When news of the parties broke last year, the fetes prompted anger from the British public, alongside the tearful resignations of Johnson’s top aides and forecasts of the prime minister’s political demise. The House of Commons rang out with calls from the opposition — and a few from his fellow Conservative Party members — for Johnson to resign.
The prime minister initially claimed that “all guidance was followed completely in No 10” and “no covid rules were broken.” His critics say his answers misled members of parliament.
The prime minister later apologized for some of the gatherings, calling them wrong, and vowing to clean up the behavior at Downing Street.
His supporters have been saying it is time to move on, so Johnson and his government can devote their full attention to the war in Ukraine, skyrocketing energy prices and post-Brexit trade deals.
But Tuesday’s news promises that the scandal will only grow.
The Metropolitan Police have not named who else has been fined, what parties they attended, or even if the 50 fines have gone to 50 different people.

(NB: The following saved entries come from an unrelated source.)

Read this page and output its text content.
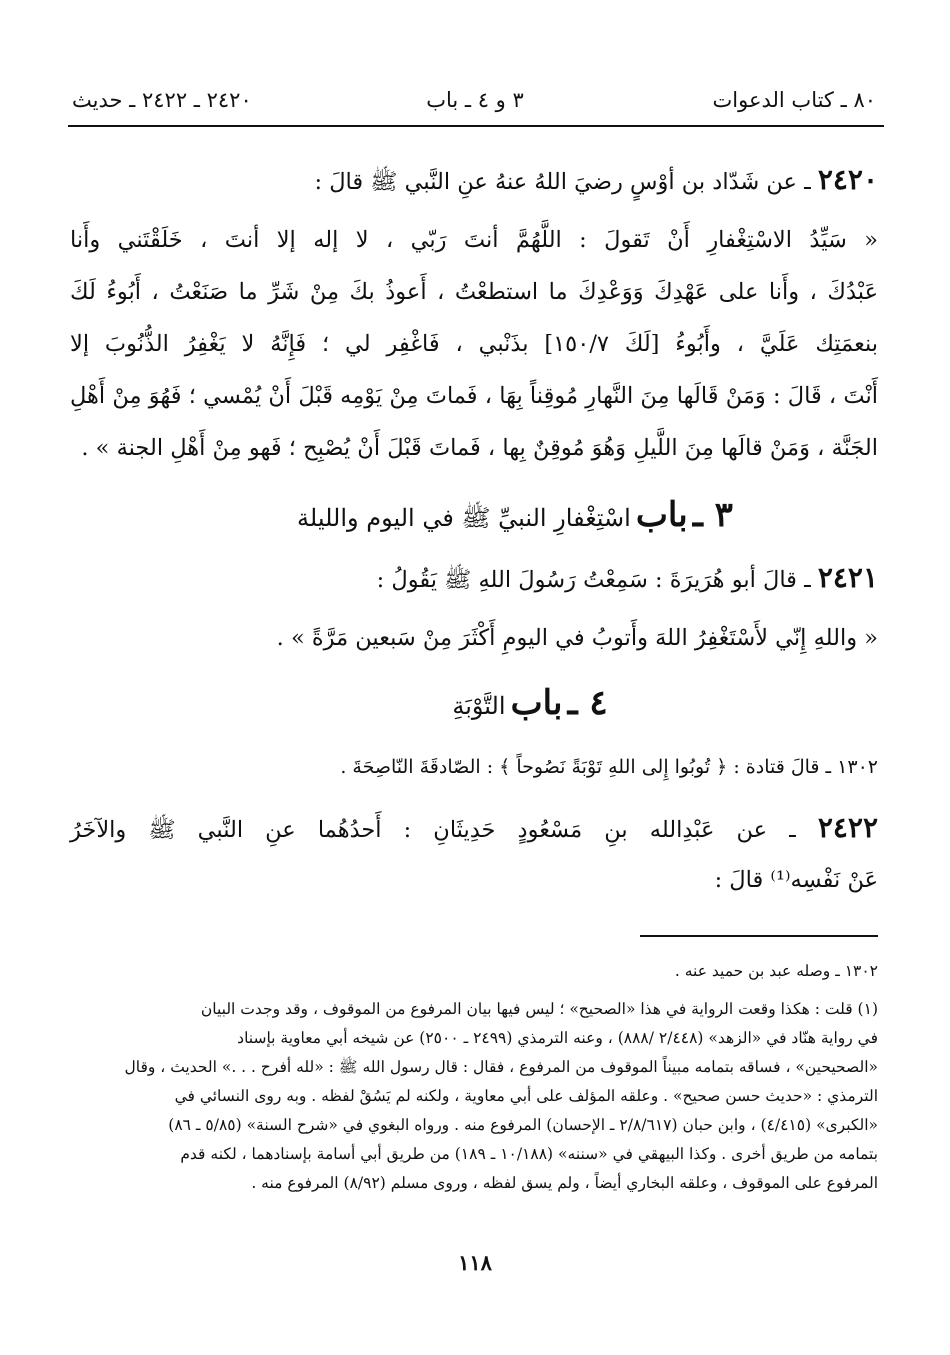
٨٠ ـ كتاب الدعوات
٣ و ٤ ـ باب
٢٤٢٠ ـ ٢٤٢٢ ـ حديث
٢٤٢٠ ـ عن شَدّاد بن أوْسٍ رضيَ اللهُ عنهُ عنِ النَّبي ﷺ قالَ :
« سَيِّدُ الاسْتِغْفارِ أَنْ تَقولَ : اللَّهُمَّ أنتَ رَبّي ، لا إله إلا أنتَ ، خَلَقْتَني وأَنا
عَبْدُكَ ، وأَنا على عَهْدِكَ وَوَعْدِكَ ما استطعْتُ ، أَعوذُ بكَ مِنْ شَرِّ ما صَنَعْتُ ، أَبُوءُ لَكَ
بنعمَتِك عَلَيَّ ، وأَبُوءُ [لَكَ ١٥٠/٧] بذَنْبي ، فَاغْفِر لي ؛ فَإِنَّهُ لا يَغْفِرُ الذُّنُوبَ إلا
أَنْتَ ، قَالَ : وَمَنْ قَالَها مِنَ النَّهارِ مُوقِناً بِهَا ، فَماتَ مِنْ يَوْمِه قَبْلَ أَنْ يُمْسي ؛ فَهُوَ مِنْ أَهْلِ
الجَنَّة ، وَمَنْ قالَها مِنَ اللَّيلِ وَهُوَ مُوقِنٌ بِها ، فَماتَ قَبْلَ أَنْ يُصْبِح ؛ فَهو مِنْ أَهْلِ الجنة » .
٣ ـ باب اسْتِغْفارِ النبيِّ ﷺ في اليوم والليلة
٢٤٢١ ـ قالَ أبو هُرَيرَةَ : سَمِعْتُ رَسُولَ اللهِ ﷺ يَقُولُ :
« واللهِ إِنّي لأَسْتَغْفِرُ اللهَ وأَتوبُ في اليومِ أَكْثَرَ مِنْ سَبعين مَرَّةً » .
٤ ـ باب التَّوْبَةِ
١٣٠٢ ـ قالَ قتادة : ﴿ تُوبُوا إِلى اللهِ تَوْبَةً نَصُوحاً ﴾ : الصّادقَةَ النّاصِحَةَ .
٢٤٢٢ ـ عن عَبْدِالله بنِ مَسْعُودٍ حَدِيثَانِ : أَحدُهُما عنِ النَّبي ﷺ والآخَرُ
عَنْ نَفْسِه⁽¹⁾ قالَ :
١٣٠٢ ـ وصله عبد بن حميد عنه .
(١) قلت : هكذا وقعت الرواية في هذا «الصحيح» ؛ ليس فيها بيان المرفوع من الموقوف ، وقد وجدت البيان
في رواية هنّاد في «الزهد» (٢/٤٤٨ /٨٨٨) ، وعنه الترمذي (٢٤٩٩ ـ ٢٥٠٠) عن شيخه أبي معاوية بإسناد
«الصحيحين» ، فساقه بتمامه مبيناً الموقوف من المرفوع ، فقال : قال رسول الله ﷺ : «لله أفرح . . .» الحديث ، وقال
الترمذي : «حديث حسن صحيح» . وعلقه المؤلف على أبي معاوية ، ولكنه لم يَسُقْ لفظه . وبه روى النسائي في
«الكبرى» (٤/٤١٥) ، وابن حبان (٢/٨/٦١٧ ـ الإحسان) المرفوع منه . ورواه البغوي في «شرح السنة» (٥/٨٥ ـ ٨٦)
بتمامه من طريق أخرى . وكذا البيهقي في «سننه» (١٠/١٨٨ ـ ١٨٩) من طريق أبي أسامة بإسنادهما ، لكنه قدم
المرفوع على الموقوف ، وعلقه البخاري أيضاً ، ولم يسق لفظه ، وروى مسلم (٨/٩٢) المرفوع منه .
١١٨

Police are looking into 12 gatherings that took place at the prime minister’s office and residence and the nearby Cabinet Office. The fetes involved quiz games, “BYOB” invitations — and alcohol that was brought in via wheeled luggage.
These took place during government-ordered lockdowns, when families were denied visits to loved ones in hospitals and the number of attendees at funerals was limited.
One party was on the eve of Prince Philip’s funeral, a somber goodbye at Windsor Castle, best remembered for the image of Queen Elizabeth II sitting alone and masked in St. George’s Chapel, where attendance was capped at 30 guests.
In addition to Johnson and Sunak, the attendees are believed to be mostly government staffers. Those set to be fined are first sent a “fixed penalty notices.” They then have 28 days to contest the charge, or they can simply pay the amount, likely to be 200 pounds ($263) — half if paid promptly.
An earlier internal investigation of the gatherings found that some showed “a serious failure” to observe the standards expected of government officials, a failure in leadership, excessive alcohol consumption.
Sunak serves as the Chancellor of the Exchequer, in charge of the nation’s finances and budgets. It is one of the “Great Offices of State,” and when calls first went out for Johnson to resign over the parties, many Conservative Party members speculated that Sunak might make a good replacement.
But no more. Sunak has been under intense scrutiny since last week, when the British press revealed that his wife, Akshata Murty, had not been paying British taxes on her overseas earnings.
Murty is a billionaire who owns millions in shares of Indian technology giant Infosys, which was founded by her father. Murty claimed “non-domicile” status in British tax filings, even though she lives with her husband in Britain. Her tax position is one many dual nationals deploy. It is legal, but the optics are terrible.
Until last week when the moving vans arrived, Sunak and Murty lived in the chancellor’s residence at 11 Downing St.